I would like to run with certificates,- but PSK could be ok.
So far I’ve been unable to produce a working configuration, if a spoke have a DHCP assigned WAN ip address.
I’ve been testing and trying, reading a lot of documentation and instructions,- but so far, I haven’t found found a working solution.
To me,- not being the world greatest ipsec/certificate master,- it stuns me,- it’s possible to create encrypted tunnels, without static WAN ip, with OpenVPN?
Am I misunderstanding something, does any have a working configuration with ipsec tunnels between a HUB with static WAN ip and dynamic assigned ip on SPOKES?
PSK or certificates.
The title says IPsec, the body says OpenVPN. Which one you actually want? I know for sure that IKEv2 with certificate authentication does work beacuse I use it; I know that OpenVPN should work the same way but I don’t use OpenVPN on Mikrotik due to the limits of Mikrotik’s implementation.
Oh,- I want ipsec,- I just mentioned OpenVPN because of it’s ability to connect using DHCP assigned ip address.
I haven’t been able to find/compose a configuration making ipsec connect. I thought I tried every possible configuration
Hub → static WAN ip
Spokes → DHCP assigned WAN ip addresses
Can you link to working configuration, I must be failing somewhere. I’ve spend some weeks now
So far I’ve used self-signed certificates and CA created on the HUB.
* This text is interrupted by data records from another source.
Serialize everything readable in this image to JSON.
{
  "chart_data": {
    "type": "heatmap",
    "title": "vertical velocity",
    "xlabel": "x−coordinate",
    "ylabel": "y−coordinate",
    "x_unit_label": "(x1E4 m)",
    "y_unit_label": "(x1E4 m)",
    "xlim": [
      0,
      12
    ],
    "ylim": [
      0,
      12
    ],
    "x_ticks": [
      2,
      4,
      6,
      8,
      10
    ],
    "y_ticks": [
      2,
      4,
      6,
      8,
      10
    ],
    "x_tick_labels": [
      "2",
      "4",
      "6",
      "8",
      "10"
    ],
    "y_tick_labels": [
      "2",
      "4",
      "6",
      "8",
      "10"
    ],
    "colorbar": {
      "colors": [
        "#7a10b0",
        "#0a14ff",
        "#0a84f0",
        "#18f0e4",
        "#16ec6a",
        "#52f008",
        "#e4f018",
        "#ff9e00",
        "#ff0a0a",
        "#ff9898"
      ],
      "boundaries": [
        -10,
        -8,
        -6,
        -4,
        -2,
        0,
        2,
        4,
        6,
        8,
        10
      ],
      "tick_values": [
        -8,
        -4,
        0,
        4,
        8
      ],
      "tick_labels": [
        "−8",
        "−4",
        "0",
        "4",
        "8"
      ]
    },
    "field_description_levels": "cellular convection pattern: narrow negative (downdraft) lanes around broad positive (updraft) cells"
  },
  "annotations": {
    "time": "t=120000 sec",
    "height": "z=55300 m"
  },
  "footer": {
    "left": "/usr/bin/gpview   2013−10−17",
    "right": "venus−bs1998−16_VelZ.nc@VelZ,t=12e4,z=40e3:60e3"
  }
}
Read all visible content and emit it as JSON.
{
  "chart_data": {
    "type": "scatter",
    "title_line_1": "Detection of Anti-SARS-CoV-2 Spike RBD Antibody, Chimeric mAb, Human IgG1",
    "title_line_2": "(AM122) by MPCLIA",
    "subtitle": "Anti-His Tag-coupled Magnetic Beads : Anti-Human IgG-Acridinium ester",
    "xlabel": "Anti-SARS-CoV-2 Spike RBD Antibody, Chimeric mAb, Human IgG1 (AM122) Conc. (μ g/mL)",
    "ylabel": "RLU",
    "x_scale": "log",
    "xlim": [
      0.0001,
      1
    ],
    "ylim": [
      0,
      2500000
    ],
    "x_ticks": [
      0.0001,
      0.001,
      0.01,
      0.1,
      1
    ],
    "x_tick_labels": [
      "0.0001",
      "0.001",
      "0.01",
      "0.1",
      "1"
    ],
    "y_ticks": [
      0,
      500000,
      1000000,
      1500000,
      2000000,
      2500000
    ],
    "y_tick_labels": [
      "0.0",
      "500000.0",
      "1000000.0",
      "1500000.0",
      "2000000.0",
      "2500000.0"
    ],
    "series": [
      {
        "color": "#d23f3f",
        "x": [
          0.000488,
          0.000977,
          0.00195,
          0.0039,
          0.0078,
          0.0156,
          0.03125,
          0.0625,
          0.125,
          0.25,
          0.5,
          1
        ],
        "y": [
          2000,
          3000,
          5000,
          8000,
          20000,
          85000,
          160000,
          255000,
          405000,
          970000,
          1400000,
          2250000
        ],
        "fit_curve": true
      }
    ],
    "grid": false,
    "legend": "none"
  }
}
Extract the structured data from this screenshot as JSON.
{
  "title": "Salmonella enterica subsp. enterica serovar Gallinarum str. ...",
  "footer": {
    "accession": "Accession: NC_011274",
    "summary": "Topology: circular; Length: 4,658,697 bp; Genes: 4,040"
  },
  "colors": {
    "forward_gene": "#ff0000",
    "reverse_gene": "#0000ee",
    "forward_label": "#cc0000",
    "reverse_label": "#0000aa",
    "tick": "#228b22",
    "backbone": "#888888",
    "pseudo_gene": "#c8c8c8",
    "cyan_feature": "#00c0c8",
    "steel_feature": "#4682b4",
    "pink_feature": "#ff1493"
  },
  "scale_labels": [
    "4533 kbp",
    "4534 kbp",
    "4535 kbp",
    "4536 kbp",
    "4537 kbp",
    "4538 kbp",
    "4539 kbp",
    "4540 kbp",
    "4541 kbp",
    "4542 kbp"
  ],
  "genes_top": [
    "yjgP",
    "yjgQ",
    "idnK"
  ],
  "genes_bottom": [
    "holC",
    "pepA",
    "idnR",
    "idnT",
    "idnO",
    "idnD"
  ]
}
Input chain of /ip firewall filter must permit incoming connections to UDP port 4500 from clients; if clients’ WAN addresses are public ones, also ESP must be permitted in the same chain, at both clients and the hub.
I’m not sure regarding self-signed certificates. If they are not accepted, follow my setup: on clients I only have the public certificate of the signing CA of the server’s certificate and the private certificate of the client (which happens to be signed by the same CA so if these two CAs differ in your case, it is probably necessary to have both installed, one to verify the server certificate (this is for sure) and the other one to be (possibly - not sure here) sent along with the client’s certificate itself); on the server, I have the CA certificate (the public certificate of each CA signing one or more client certificates is necessary), the private certificate of the server, and the public certificates of the clients as they are used in /ip ipsec identity to identify the clients.
This way (match-by=certificate), the common name of the certificate may be basically any distinctive string. I believe you could use some distinct fqdn-like strings something.something[.something] as client certificates’ common names, and set the identities at server side to match-by=remote-id remote-id=fqdn:client’s.fqdn.used.as.cert.common-name, and set my-id at client side to fqdn:client’s.fqdn.used.as.cert.common-name, i.e. I believe no DNS query is sent to check that the fqdn sent by the client resolves to client’s actual IP address.